Surviving unfathomable grief and finding the will to live in the world again is the poignant theme of Hood’s latest novel. The protagonist, Mary, has lost her five-year-old daughter, Stella, to meningitis, the sudden onset robbing her of even the opportunity to make peace with her loss.
Mary has never enjoyed a close relationship with her mother; in fact, she has suffered for the lack of intimacy without understanding the reason for her mother’s distance. But it is the older woman who suggests Mary take up knitting. Mary resists, until she finds herself standing at the door of a local Rhode Island shop, “Big Alice’s Sit and Knit.” Alice welcomes the acolyte inside, handing her a pair of knitting needles and the simple instructions to begin a first project.

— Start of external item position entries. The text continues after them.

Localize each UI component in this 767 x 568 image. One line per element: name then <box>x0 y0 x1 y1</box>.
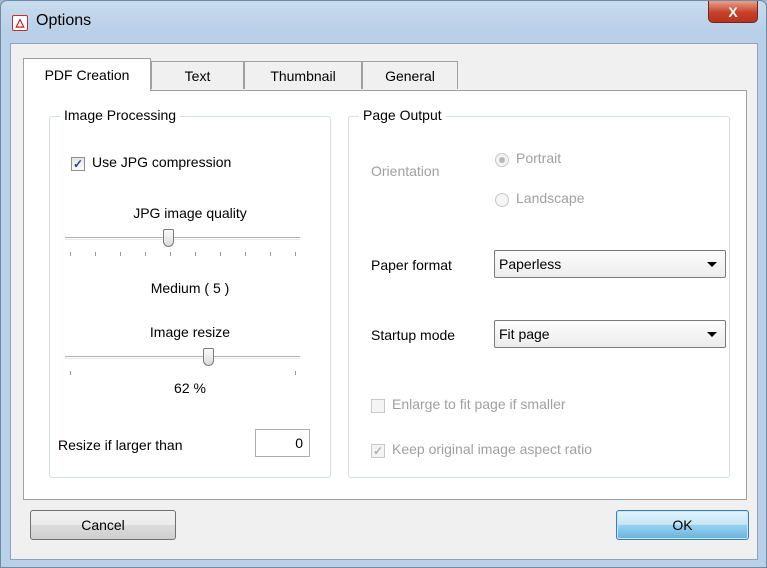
image-resize-track <box>65 356 300 359</box>
resize-if-larger-label: Resize if larger than <box>58 437 183 453</box>
slider-tick <box>70 371 71 375</box>
close-button[interactable]: X <box>708 1 758 23</box>
landscape-radio[interactable] <box>495 193 509 207</box>
startup-mode-label: Startup mode <box>371 327 456 343</box>
slider-tick <box>145 252 146 256</box>
chevron-down-icon <box>707 262 717 267</box>
paper-format-value: Paperless <box>499 256 562 272</box>
image-processing-group-label: Image Processing <box>60 107 181 123</box>
slider-tick <box>70 252 71 256</box>
pdf-app-icon: △ <box>12 15 28 31</box>
tab-general[interactable]: General <box>362 61 458 89</box>
tab-panel-pdf-creation: Image Processing ✓ Use JPG compression J… <box>23 90 747 500</box>
use-jpg-checkbox[interactable]: ✓ <box>71 157 85 171</box>
page-output-group-label: Page Output <box>359 107 446 123</box>
tab-pdf-creation[interactable]: PDF Creation <box>23 58 151 91</box>
jpg-quality-track <box>65 237 300 240</box>
jpg-quality-thumb[interactable] <box>163 229 174 247</box>
chevron-down-icon <box>707 332 717 337</box>
tab-thumbnail[interactable]: Thumbnail <box>244 61 362 89</box>
slider-tick <box>245 252 246 256</box>
slider-tick <box>195 252 196 256</box>
resize-threshold-input[interactable]: 0 <box>255 429 310 457</box>
options-dialog: △ Options X PDF Creation Text Thumbnail … <box>0 0 767 568</box>
image-resize-label: Image resize <box>149 324 231 340</box>
portrait-radio[interactable] <box>495 153 509 167</box>
window-title: Options <box>36 12 92 29</box>
landscape-label: Landscape <box>516 190 585 206</box>
keep-aspect-checkbox[interactable]: ✓ <box>371 444 385 458</box>
title-bar[interactable]: △ Options X <box>1 1 766 43</box>
enlarge-checkbox[interactable] <box>371 399 385 413</box>
startup-mode-value: Fit page <box>499 326 550 342</box>
use-jpg-label: Use JPG compression <box>92 154 232 170</box>
image-processing-group: Image Processing ✓ Use JPG compression J… <box>49 107 331 478</box>
page-output-group: Page Output Orientation Portrait Landsca… <box>348 107 730 478</box>
ok-button[interactable]: OK <box>616 510 749 540</box>
dialog-client-area: PDF Creation Text Thumbnail General Imag… <box>10 43 758 560</box>
paper-format-label: Paper format <box>371 257 452 273</box>
slider-tick <box>170 252 171 256</box>
portrait-label: Portrait <box>516 150 562 166</box>
tab-text[interactable]: Text <box>151 61 244 89</box>
slider-tick <box>220 252 221 256</box>
cancel-button[interactable]: Cancel <box>30 510 176 540</box>
slider-tick <box>295 371 296 375</box>
image-resize-thumb[interactable] <box>203 348 214 366</box>
jpg-quality-value: Medium ( 5 ) <box>150 280 230 296</box>
slider-tick <box>95 252 96 256</box>
slider-tick <box>120 252 121 256</box>
enlarge-label: Enlarge to fit page if smaller <box>392 396 566 412</box>
jpg-quality-label: JPG image quality <box>133 205 247 221</box>
image-resize-value: 62 % <box>174 380 206 396</box>
startup-mode-select[interactable]: Fit page <box>494 320 726 348</box>
slider-tick <box>270 252 271 256</box>
orientation-label: Orientation <box>371 163 440 179</box>
keep-aspect-label: Keep original image aspect ratio <box>392 441 593 457</box>
slider-tick <box>295 252 296 256</box>
paper-format-select[interactable]: Paperless <box>494 250 726 278</box>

Her home life floundering, Mary is unable to share her sorrow with husband, Dylan, who implores his wife to let him in. Unable to function other than to simply exist, Mary remains distant, committed only to the Wednesday evening knitting circle Alice holds at her shop. In this place, slowly navigating the dark waters of her grief, Mary finds an island of safety with strangers, each quietly working on a project.
In time, each woman makes personal contact with Mary, and she learns the individual stories that have brought them to the knitting circle. All are damaged in their own ways and reaching for consolation: Scarlet, who owns a bakery, discloses a secret past in which her negligence led to the death of a child; the edgy Lulu finds her simple world destroyed by a random act of violence, unable to return to her marriage.
Then there is Ellen, whose daughter is dying by degrees, waiting desperately for a heart transplant. Harriet copes as best she can with the loss of her son and daughter-in-law in the tragic aftermath of 9/11. As she knits her way through her new reality, stories are shared by the others, one by one, Mary comforted by the meditative repetition of the simple act of knitting and the companionship of other women bearing their own private scars. The sense of community is profoundly healing.
None of the characters bear their wounds visibly, as Mary is wont to do in the early days, but they offer her brokenness a path to healing, one bred of shared experience and the soft click of knitting needles: “We can’t escape, can we? But we can knit.” Offering hope to the damaged and bereaved, the knitting circle is a calming palliative against a world turned alien by grief, a paean to the human heart.
Storyteller Ann Hood weaves the chapters of her novel together with the authority of experience, proffering images of human loss in all its painful forms, the warp and weave of the finished piece as unique as the ladies who gather to mend their lives: “In knitting you can always correct the mistakes. Always.”